A Washington state teenager changed his plea to guilty on Wednesday in the murder of a World War Two veteran he beat up with an accomplice in 2013 during what he said was a drug deal, Spokane area media reported.
Kenan Adams-Kinard, 17, pleaded guilty in Spokane County Superior Court to first-degree murder in the death of 88-year-old Delbert “Shorty” Belton, as a part of a deal in which robbery charges against him would be dropped. He could serve between 20 and 27 years in jail on sentencing, according to media reports.
Belton, who had survived a gunshot wound to the leg during the Battle of Okinawa in 1945, died a day after being beaten up in August 2013 by Adams-Kinard and his accused accomplice, Demetrius Glenn, both 16 at the time, outside a Spokane area fraternal lodge.

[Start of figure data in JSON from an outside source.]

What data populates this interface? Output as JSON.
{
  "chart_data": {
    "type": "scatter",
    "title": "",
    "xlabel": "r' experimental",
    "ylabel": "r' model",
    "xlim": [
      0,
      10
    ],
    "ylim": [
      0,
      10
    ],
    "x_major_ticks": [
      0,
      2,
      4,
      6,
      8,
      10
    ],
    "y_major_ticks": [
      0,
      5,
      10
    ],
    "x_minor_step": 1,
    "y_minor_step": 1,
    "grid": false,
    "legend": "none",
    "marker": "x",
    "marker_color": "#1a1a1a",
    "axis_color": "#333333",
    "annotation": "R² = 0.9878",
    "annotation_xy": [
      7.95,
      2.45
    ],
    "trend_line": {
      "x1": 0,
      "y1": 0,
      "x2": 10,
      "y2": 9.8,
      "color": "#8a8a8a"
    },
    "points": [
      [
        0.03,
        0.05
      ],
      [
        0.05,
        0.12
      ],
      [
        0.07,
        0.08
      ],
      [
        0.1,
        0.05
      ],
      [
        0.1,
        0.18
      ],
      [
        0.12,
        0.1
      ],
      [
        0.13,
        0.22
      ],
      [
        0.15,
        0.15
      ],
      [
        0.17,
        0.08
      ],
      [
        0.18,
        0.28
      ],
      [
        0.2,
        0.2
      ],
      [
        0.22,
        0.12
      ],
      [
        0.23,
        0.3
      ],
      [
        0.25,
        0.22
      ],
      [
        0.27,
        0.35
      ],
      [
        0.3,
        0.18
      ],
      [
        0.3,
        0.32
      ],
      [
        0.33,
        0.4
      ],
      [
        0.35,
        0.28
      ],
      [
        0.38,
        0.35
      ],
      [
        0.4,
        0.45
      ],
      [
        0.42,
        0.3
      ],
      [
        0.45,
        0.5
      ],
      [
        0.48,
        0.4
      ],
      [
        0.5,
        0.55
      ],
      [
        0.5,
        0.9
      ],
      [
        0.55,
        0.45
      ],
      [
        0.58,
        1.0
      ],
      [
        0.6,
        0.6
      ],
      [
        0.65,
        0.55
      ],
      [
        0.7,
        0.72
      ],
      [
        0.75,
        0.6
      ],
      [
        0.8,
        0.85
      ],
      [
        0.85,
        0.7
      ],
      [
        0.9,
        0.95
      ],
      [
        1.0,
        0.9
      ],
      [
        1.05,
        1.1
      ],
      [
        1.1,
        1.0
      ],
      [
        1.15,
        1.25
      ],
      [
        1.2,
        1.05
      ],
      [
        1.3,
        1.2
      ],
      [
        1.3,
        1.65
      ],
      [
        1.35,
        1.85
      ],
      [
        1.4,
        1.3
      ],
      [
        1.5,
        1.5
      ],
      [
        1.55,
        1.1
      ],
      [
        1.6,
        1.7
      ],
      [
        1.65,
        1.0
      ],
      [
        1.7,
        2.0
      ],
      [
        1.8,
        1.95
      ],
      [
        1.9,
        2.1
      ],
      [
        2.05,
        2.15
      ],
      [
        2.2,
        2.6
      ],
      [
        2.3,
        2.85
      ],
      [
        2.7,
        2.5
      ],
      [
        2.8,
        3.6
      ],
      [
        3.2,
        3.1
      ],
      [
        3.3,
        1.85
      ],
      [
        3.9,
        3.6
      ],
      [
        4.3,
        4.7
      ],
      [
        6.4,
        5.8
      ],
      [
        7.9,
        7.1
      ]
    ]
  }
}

In a police affidavit paraphrasing a witness account, Adams-Kinard said he “was trying to buy an ounce of crack cocaine from ‘Shorty’ and ‘Shorty’ tried ripping him off.” Adams-Kinard said he then punched Belton and took his money back.
NBC News last year quoted a police spokesman as saying there was “no evidence to support” the allegation that Belton was dealing drugs.
The two teenagers were charged with first-degree murder in Belton’s death, and first-degree robbery and first-degree conspiracy to commit robbery, but both initially pleaded not guilty to the charges, the Spokesman-Review newspaper reported.
Glenn, whose trial is slated to begin on Jan. 12, has not changed his plea, media said.
The affidavit said police also seized a handwritten letter that Adams-Kinard allegedly wrote to his mother in which he also said the crime was a drug deal gone sour.
“I took his wallet and another ounce of crack from his pockets. He was unconscious, so I made sure he was still breathing, and then I took off,” the affidavit quoted the letter as saying.